Le reti sociali sono lo specchio e il motore del continuo rinnovamento della cultura e dell’estetica criminale. Nel rapporto Le mafie nell’era digitale curato da Marcello Ravveduto, professore di Digital Public History all’Università di Salerno e di Modena e Reggio Emilia, il contesto del malaffare viene disegnato come perfettamente in grado di auto-rappresentarsi. Il suo immaginario simbolico pubblicizzato come franchise.
Il loro intento? Reclutare la Google generation criminale. Ma l’oceano social è soltanto la superficie del radicamento delle cosche nell’etere, che per sua natura è invisibile e – solo apparentemente – irrintracciabile.
Oggi, spiegano il pm Nicola Gratteri e lo storico Antonio Nicaso ne Il Grifone, lo ‘ndranghetista non teme più di avere un “carabiniere in tasca”. Nelle loro mani stringono criptotelefoni immuni al tracciamento, pizzini criptati dell’epoca digitale. A insegnarne l’uso ai capicosca, i colleghi del Cartello di Sinaloa.
Da quei telefoni parte il reclutamento della nuova prima linea. Non più killer, ma hacker assoldati nel dark web. Le nuove armi sono linee di codice e raggiri messi a punto tramite ingegneria sociale: le truffe del phishing, il riciclaggio massiccio di denaro tramite l’home banking, l’uso dei ransomware, virus che bloccano i file di sistema, da riscattare previo pagamento in bitcoin.
E con le criptovalute, si rivela il nuovo tesoro del sommerso. Completamente decentralizzate, sono la moneta preferita dei mercati online, dove si smerciano sostanze stupefacenti da recapitare direttamente a casa. Il grossista, però, è sempre lo stesso boss calabrese.

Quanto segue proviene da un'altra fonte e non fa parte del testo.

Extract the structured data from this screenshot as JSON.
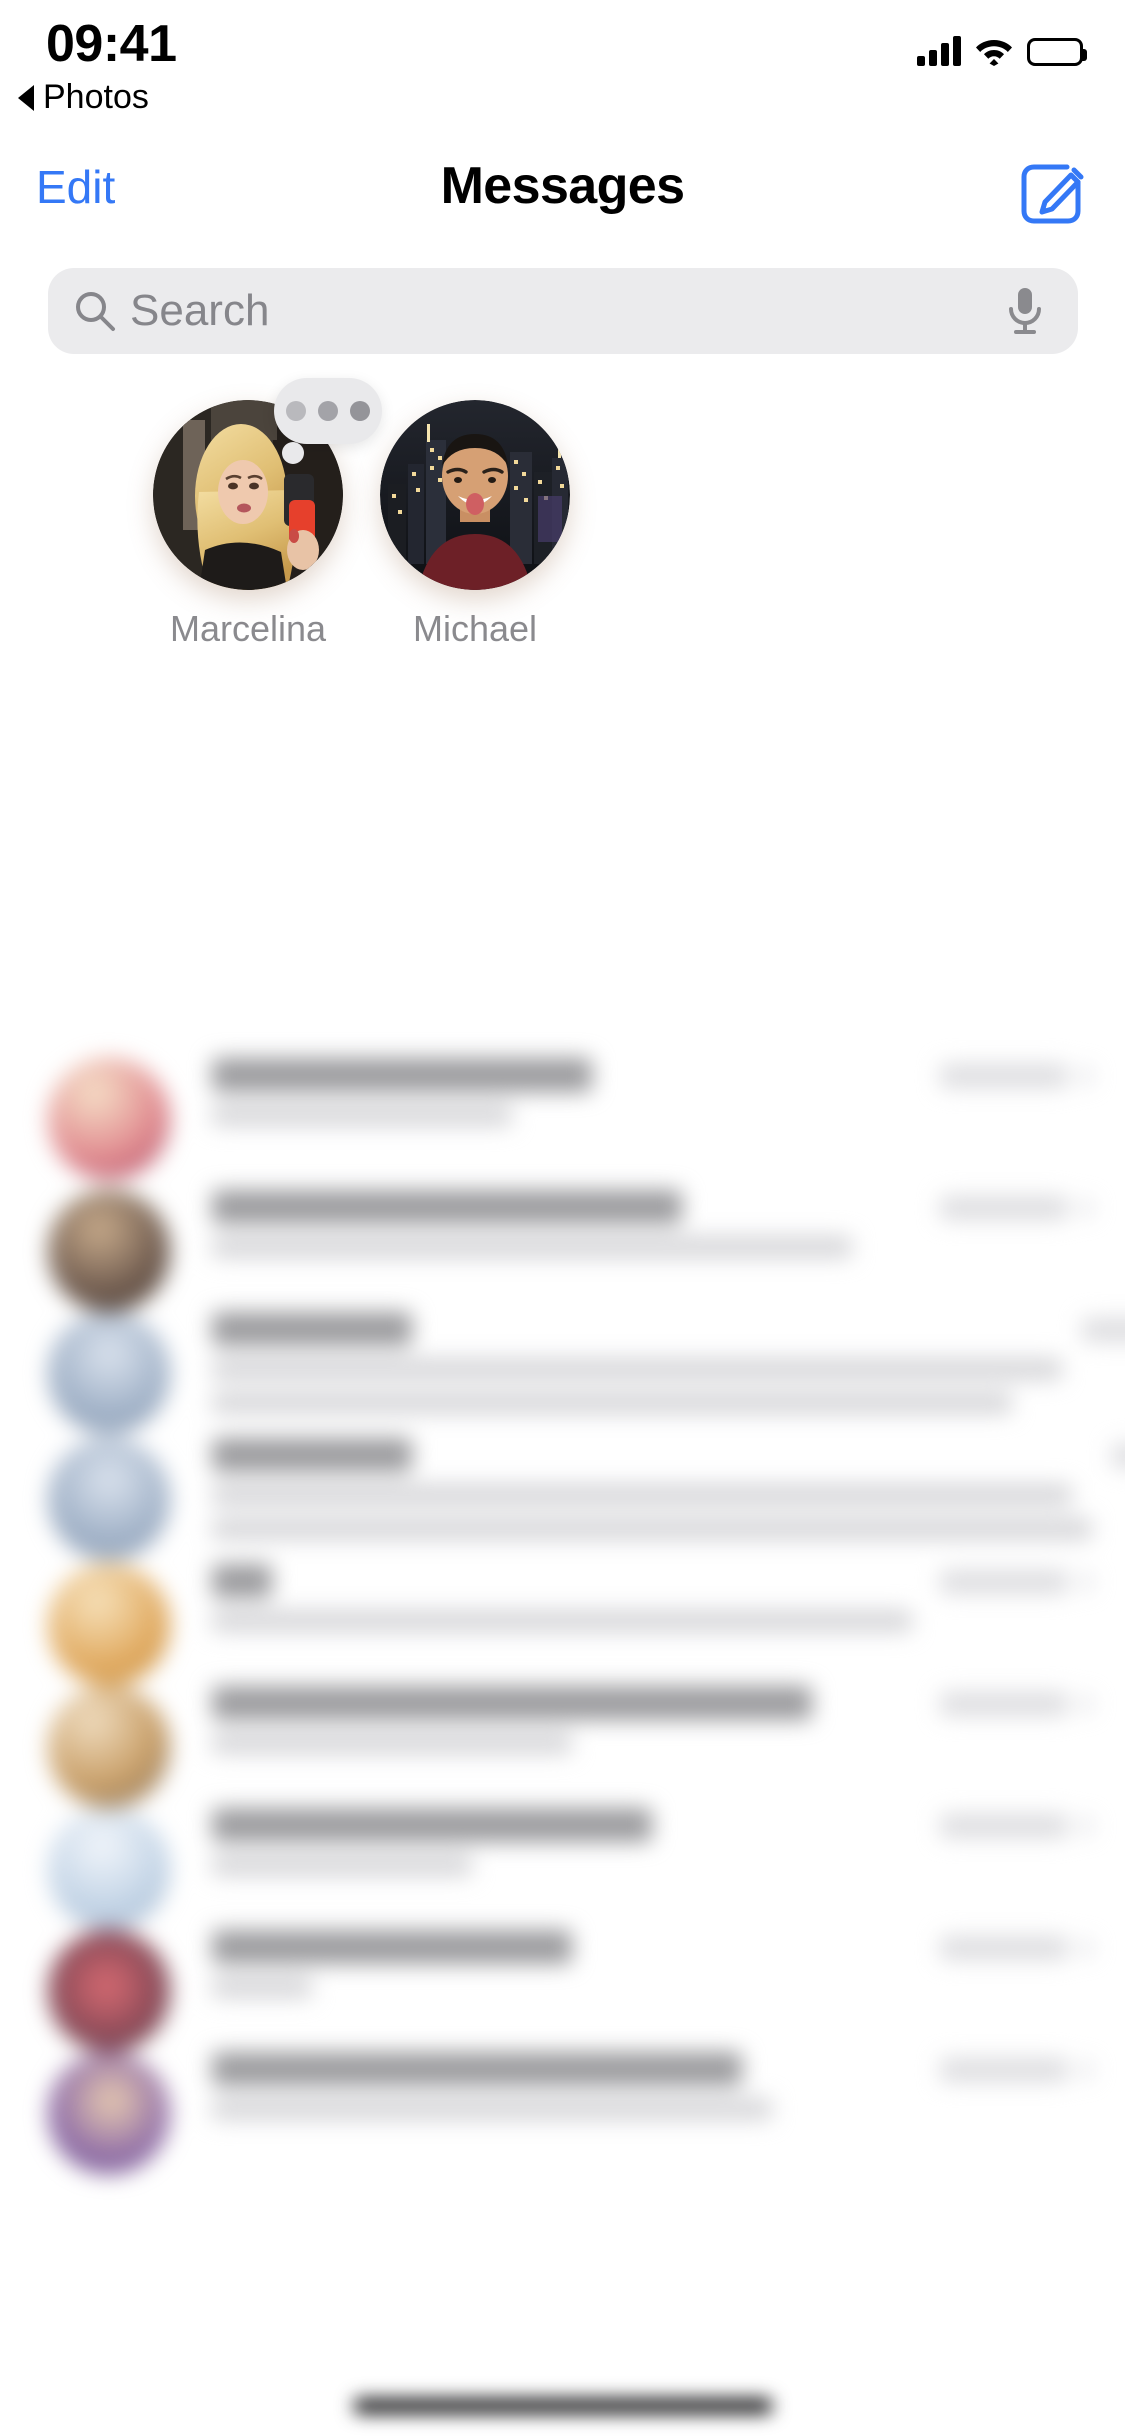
{
  "status_bar": {
    "time": "09:41",
    "back_label": "Photos",
    "icons": {
      "signal": "cellular-signal-icon",
      "wifi": "wifi-icon",
      "battery": "battery-icon"
    }
  },
  "nav_bar": {
    "edit_label": "Edit",
    "title": "Messages",
    "compose_icon": "compose-icon"
  },
  "search": {
    "placeholder": "Search",
    "value": "",
    "search_icon": "search-icon",
    "mic_icon": "microphone-icon"
  },
  "pinned": [
    {
      "name": "Marcelina",
      "typing": true,
      "typing_dots": 3,
      "avatar_desc": "blond-woman-mirror-selfie"
    },
    {
      "name": "Michael",
      "typing": false,
      "avatar_desc": "man-city-skyline-night"
    }
  ],
  "conversations": [
    {
      "name": "",
      "snippet": "",
      "time": "",
      "redacted": true,
      "lines": 1,
      "avatar_color": "#e4a48f",
      "name_w": 380,
      "snip_w": 300
    },
    {
      "name": "",
      "snippet": "",
      "time": "",
      "redacted": true,
      "lines": 1,
      "avatar_color": "#6e5a4e",
      "name_w": 470,
      "snip_w": 640
    },
    {
      "name": "",
      "snippet": "",
      "time": "",
      "redacted": true,
      "lines": 2,
      "avatar_color": "#b8c4d4",
      "name_w": 200,
      "snip_w": 850
    },
    {
      "name": "",
      "snippet": "",
      "time": "",
      "redacted": true,
      "lines": 2,
      "avatar_color": "#b8c4d4",
      "name_w": 200,
      "snip_w": 860
    },
    {
      "name": "",
      "snippet": "",
      "time": "",
      "redacted": true,
      "lines": 1,
      "avatar_color": "#e0a95f",
      "name_w": 60,
      "snip_w": 700
    },
    {
      "name": "",
      "snippet": "",
      "time": "",
      "redacted": true,
      "lines": 1,
      "avatar_color": "#c9a06a",
      "name_w": 600,
      "snip_w": 360
    },
    {
      "name": "",
      "snippet": "",
      "time": "",
      "redacted": true,
      "lines": 1,
      "avatar_color": "#c3d4e6",
      "name_w": 440,
      "snip_w": 260
    },
    {
      "name": "",
      "snippet": "",
      "time": "",
      "redacted": true,
      "lines": 1,
      "avatar_color": "#8a4a58",
      "name_w": 360,
      "snip_w": 100
    },
    {
      "name": "",
      "snippet": "",
      "time": "",
      "redacted": true,
      "lines": 1,
      "avatar_color": "#8e6ca8",
      "name_w": 530,
      "snip_w": 560
    }
  ],
  "home_indicator": {
    "present": true
  },
  "colors": {
    "accent_blue": "#3478f6",
    "search_bg": "#ebebed",
    "secondary_text": "#8a8a8e",
    "bubble_bg": "#e9e9eb",
    "page_bg": "#ffffff"
  }
}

Collaborazione e consapevolezza

Contrastare la nuova ‘ndrangheta non è semplice. Ma le parole chiave sono due: collaborazione e consapevolezza. Se il sistema di potere ‘ndranghetista rimane insondabile, il cosmo digitale rimane una macchina piena di buchi. “La Guardia di Finanza è attrezzata per far fronte al problema”, continua Ciconte, e la risorsa in mano alle forze di polizia è quella di sfruttare le armi del cybercrimine contro i suoi stessi utilizzatori. Parliamo dei trojan, virus in grado di controllare i sistemi informatici passando per le vulnerabilità del software. E quelle vulnerabilità potrebbero essere, anche, quelle della ‘ndrangheta.
Rizzi sottolinea come in Europa si siano fatti passi avanti con la creazione degli Joint Investigation Teams, la strada verso “un funzionale dialogo tra le magistrature”. I-Can, dunque, disegna il futuro di ogni strategia di contrasto al crimine organizzato. “Questo – spiega Rizzi – sta diventando il modello che l’Interpol adotterà per le prossime progettualità”.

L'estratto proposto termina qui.